If your house burns down, every firefighter from every local town might come to the rescue.

But if there’s a forest fire, which firefighters are legally allowed to put it out is a question.

There is a specialized force trained to fight forest fires. It’s called the Connecticut Interstate Fire Crew, and it’s comprised of both local firefighters and employees of the state Department of Energy and Environmental Protection.

But as Michael Kronick, Westport’s deputy fire chief said when he testified last week at the state capitol, only DEEP employees can fight forest fires in Connecticut.

If a firefighter is not employed by DEEP they cannot legally fight a forest fire.

Kronick, up in Hartford on Valentine’s Day testifying in favor of a bill that would allow local firefighters to work against forest fires, made sure legislators understood that forest fires are a reality.

“In March of 2009, Weston, Connecticut had what was a relatively small wildland urban interface fire in which 15 acres burned, one home was destroyed and two homes damaged. Seventy-five firefighters from 8 communities responded to help contain this fire,” he told the Public Safety and Security Committee. “Approximately 77 percent of Connecticut is forested or wildland urban interface with about 54% of all homes in Connecticut in these areas.”

Rep. Bill Buckbee, R-New Milford, has proposed the legislation that would allow Connecticut firefighters to fight forest fires inside Connecticut.
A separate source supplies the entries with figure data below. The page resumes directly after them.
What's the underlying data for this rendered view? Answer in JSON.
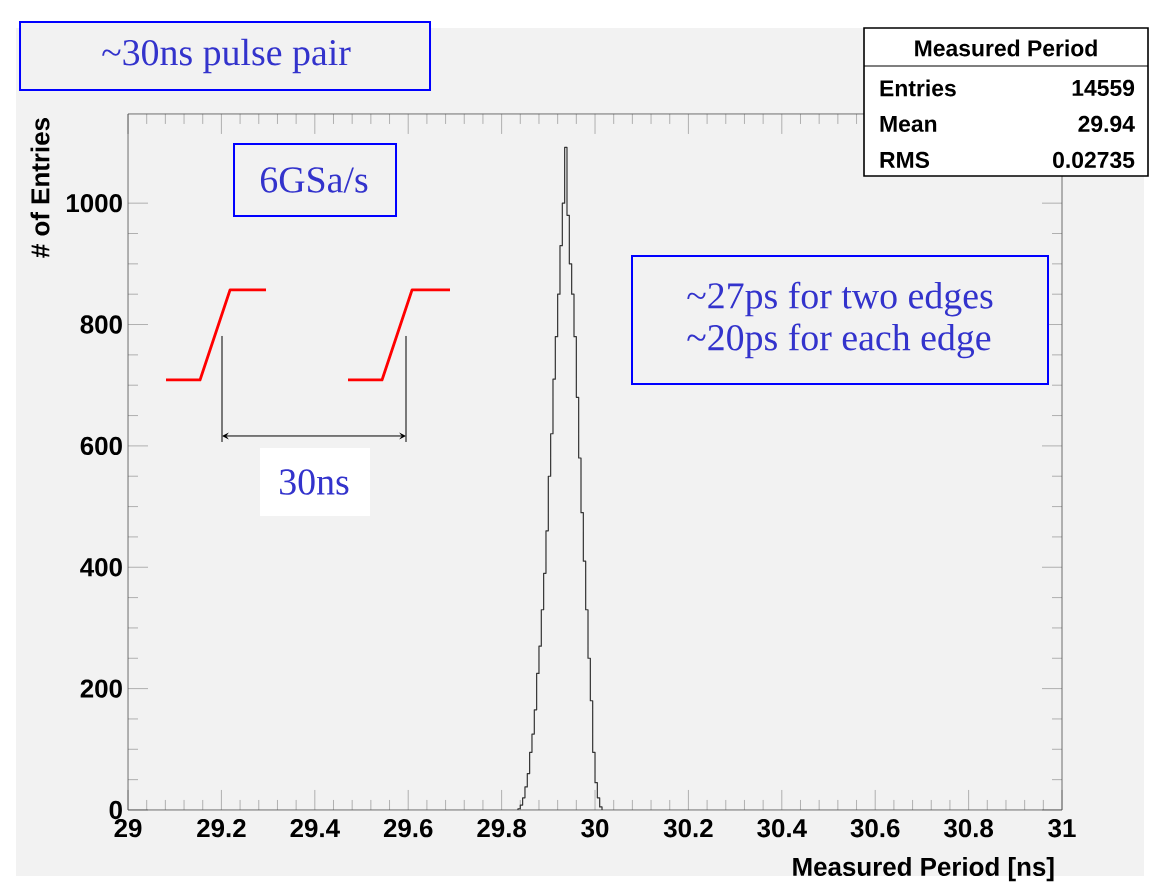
{
  "chart_data": {
    "type": "histogram",
    "xlabel": "Measured Period [ns]",
    "ylabel": "# of Entries",
    "bins": [
      29.835,
      29.84,
      29.845,
      29.85,
      29.855,
      29.86,
      29.865,
      29.87,
      29.875,
      29.88,
      29.885,
      29.89,
      29.895,
      29.9,
      29.905,
      29.91,
      29.915,
      29.92,
      29.925,
      29.93,
      29.935,
      29.94,
      29.945,
      29.95,
      29.955,
      29.96,
      29.965,
      29.97,
      29.975,
      29.98,
      29.985,
      29.99,
      29.995,
      30,
      30.005,
      30.01,
      30.015
    ],
    "values": [
      2,
      8,
      20,
      38,
      60,
      95,
      125,
      165,
      225,
      270,
      330,
      390,
      460,
      550,
      620,
      710,
      780,
      850,
      930,
      1000,
      1092,
      980,
      900,
      850,
      780,
      680,
      580,
      490,
      410,
      330,
      250,
      180,
      95,
      45,
      20,
      5
    ],
    "color": "#333333",
    "xlim": [
      29,
      31
    ],
    "ylim": [
      0,
      1147
    ],
    "xticks": [
      29,
      29.2,
      29.4,
      29.6,
      29.8,
      30,
      30.2,
      30.4,
      30.6,
      30.8,
      31
    ],
    "yticks": [
      0,
      200,
      400,
      600,
      800,
      1000
    ],
    "annotations": [
      "~30ns pulse pair",
      "6GSa/s",
      "~27ps for two edges",
      "~20ps for each edge",
      "30ns",
      "Measured Period",
      "Entries",
      "14559",
      "Mean",
      "29.94",
      "RMS",
      "0.02735"
    ]
  }
}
He said in a release that “if this law were to pass, then qualified forest firefighters, regardless of employer, would be able to help fight in the event of an emergency.”

In testimony to the committee, soon-to-be DEEP Commissioner Katie Dykes called the restrictive nature of the statute a “discrepancy.”

“DEEP anticipates having more extreme wildfire events in Connecticut in the future as illustrated by local and national events in recent years,” she said. In 2016 Connecticut had one of the largest fires in decades, and less than 200 miles from our border New York and Pennsylvania had multi-thousand-acre fires.”

According to Kronick, fighting forest fires is different: “We are trained specifically to deal with forest and wildland fires.”

“The tactics and tools are different, allowing us to contain such fires more efficiently and safely with respect to the environment and forest,” he told the committee. “General containing and suppressing forest and wildland fires is time-consuming taking days not hours, this puts a stress on local resources like volunteer fire departments that are short staffed. Being able to deploy our own qualified forest firefighters will go a long way in supporting not only local municipalities but also the state when needed.”